7 Discussion and Open Problems

In this paper we presented two algorithms for the \(1||\sum p_jU_j\) problem; the first running in \({\tilde{O}}(P^{7/4})\) time, and the second running in \({\tilde{O}}(\min \{P \cdot D_{\#}, P + D\})\) time. Both algorithms provide the first improvements over the classical Lawler and Moore algorithm in 50 years (which can also solve the more general \(1||\sum w_jU_j\)), and use more sophisticated tools such as polynomial multiplication and fast convolutions. Moreover, both algorithms are very easy to implement given a standard ready made FFT implementation for fast polynomial multiplication. Nevertheless, there are still a few ways which our results can be improved or extended:

  • Multiple machines: As we showed in Sect. 6, the SumsetScheduler algorithm can easily be extended to the multiple parallel machine case, giving us a total running time of \({\tilde{O}}(\min \{P^m \cdot D_{\#},\, P^m + D^m\})\). We do not know how to obtain a similar extension for algorithm ConvScheduler. In particular, there is no reason to believe that \(P_m|| \sum p_jU_j\) cannot be solved in \({\tilde{O}}(P^m)\) time, or even better, either by extending algorithm ConvScheduler or by a completely different approach.

  • Even faster skewed convolutions: We have no indication that our algorithm for \((\max ,\min )\)-Skewed-Convolution is the fastest possible. It would interesting to see whether one can improve its time complexity, say to \({\tilde{O}}(P^{3/2})\). Naturally, any such improvement would directly improve Theorem 5. Conversely, one could try to obtain some sort of lower bound for the problem, possibly in the same vein as Theorem 2. Improving the time complexity beyond \({{\tilde{O}}}(P^{3/2})\) seems difficult as this would directly imply an improvement to the \((\max ,\min )\)-Convolution problem.
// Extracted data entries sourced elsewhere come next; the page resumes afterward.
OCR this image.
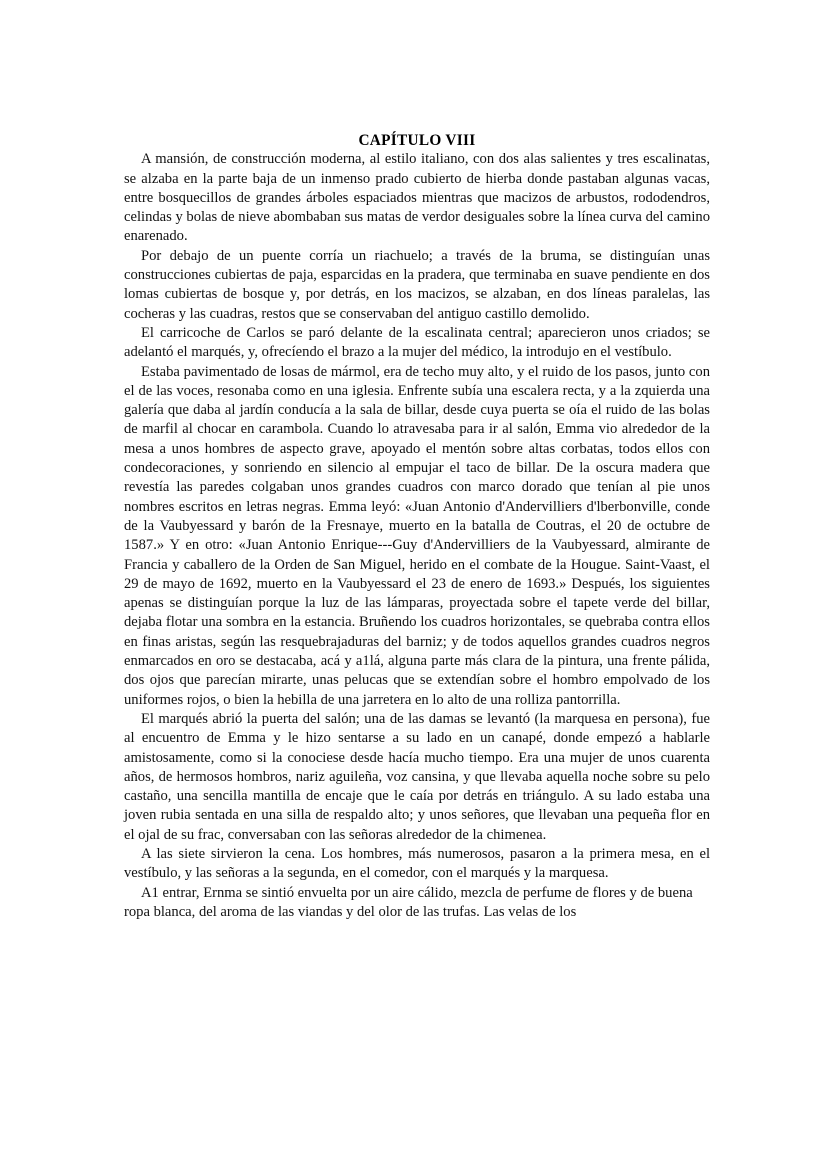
CAPÍTULO VIII

A mansión, de construcción moderna, al estilo italiano, con dos alas salientes y tres escalinatas, se alzaba en la parte baja de un inmenso prado cubierto de hierba donde pastaban algunas vacas, entre bosquecillos de grandes árboles espaciados mientras que macizos de arbustos, rododendros, celindas y bolas de nieve abombaban sus matas de verdor desiguales sobre la línea curva del camino enarenado.

Por debajo de un puente corría un riachuelo; a través de la bruma, se distinguían unas construcciones cubiertas de paja, esparcidas en la pradera, que terminaba en suave pendiente en dos lomas cubiertas de bosque y, por detrás, en los macizos, se alzaban, en dos líneas paralelas, las cocheras y las cuadras, restos que se conservaban del antiguo castillo demolido.

El carricoche de Carlos se paró delante de la escalinata central; aparecieron unos criados; se adelantó el marqués, y, ofrecíendo el brazo a la mujer del médico, la introdujo en el vestíbulo.

Estaba pavimentado de losas de mármol, era de techo muy alto, y el ruido de los pasos, junto con el de las voces, resonaba como en una iglesia. Enfrente subía una escalera recta, y a la zquierda una galería que daba al jardín conducía a la sala de billar, desde cuya puerta se oía el ruido de las bolas de marfil al chocar en carambola. Cuando lo atravesaba para ir al salón, Emma vio alrededor de la mesa a unos hombres de aspecto grave, apoyado el mentón sobre altas corbatas, todos ellos con condecoraciones, y sonriendo en silencio al empujar el taco de billar. De la oscura madera que revestía las paredes colgaban unos grandes cuadros con marco dorado que tenían al pie unos nombres escritos en letras negras. Emma leyó: «Juan Antonio d'Andervilliers d'lberbonville, conde de la Vaubyessard y barón de la Fresnaye, muerto en la batalla de Coutras, el 20 de octubre de 1587.» Y en otro: «Juan Antonio Enrique---Guy d'Andervilliers de la Vaubyessard, almirante de Francia y caballero de la Orden de San Miguel, herido en el combate de la Hougue. Saint-Vaast, el 29 de mayo de 1692, muerto en la Vaubyessard el 23 de enero de 1693.» Después, los siguientes apenas se distinguían porque la luz de las lámparas, proyectada sobre el tapete verde del billar, dejaba flotar una sombra en la estancia. Bruñendo los cuadros horizontales, se quebraba contra ellos en finas aristas, según las resquebrajaduras del barniz; y de todos aquellos grandes cuadros negros enmarcados en oro se destacaba, acá y a1lá, alguna parte más clara de la pintura, una frente pálida, dos ojos que parecían mirarte, unas pelucas que se extendían sobre el hombro empolvado de los uniformes rojos, o bien la hebilla de una jarretera en lo alto de una rolliza pantorrilla.

El marqués abrió la puerta del salón; una de las damas se levantó (la marquesa en persona), fue al encuentro de Emma y le hizo sentarse a su lado en un canapé, donde empezó a hablarle amistosamente, como si la conociese desde hacía mucho tiempo. Era una mujer de unos cuarenta años, de hermosos hombros, nariz aguileña, voz cansina, y que llevaba aquella noche sobre su pelo castaño, una sencilla mantilla de encaje que le caía por detrás en triángulo. A su lado estaba una joven rubia sentada en una silla de respaldo alto; y unos señores, que llevaban una pequeña flor en el ojal de su frac, conversaban con las señoras alrededor de la chimenea.

A las siete sirvieron la cena. Los hombres, más numerosos, pasaron a la primera mesa, en el vestíbulo, y las señoras a la segunda, en el comedor, con el marqués y la marquesa.

A1 entrar, Ernma se sintió envuelta por un aire cálido, mezcla de perfume de flores y de buena ropa blanca, del aroma de las viandas y del olor de las trufas. Las velas de los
Indeed, let A, B be a given \((\max ,\min )\)-Convolution instance and construct vectors \(A_0\), \(B_0\) with \(A_0[i] = N \cdot A[i]\) and \(B_0[j] = N \cdot B[j]\) for \(N = 2n+1\). If \(C_0\) is the \((\max ,\min )\)-Skewed-Convolution of \(A_0\) and \(B_0\) (that is, \(C_0[k] = \max _{i + j = k} \min \{A_0[i], B_0[j] + k\}\)), then the vector C with \(C[k] = \lfloor C_0[k] / N \rfloor \) is the \((\max ,\min )\)-Convolution of A and B.

  • Other scheduling problems: Can the techniques in this paper be applied to any other interesting scheduling problems? A good place to start might be to look at other problems which directly generalize Subset Sum.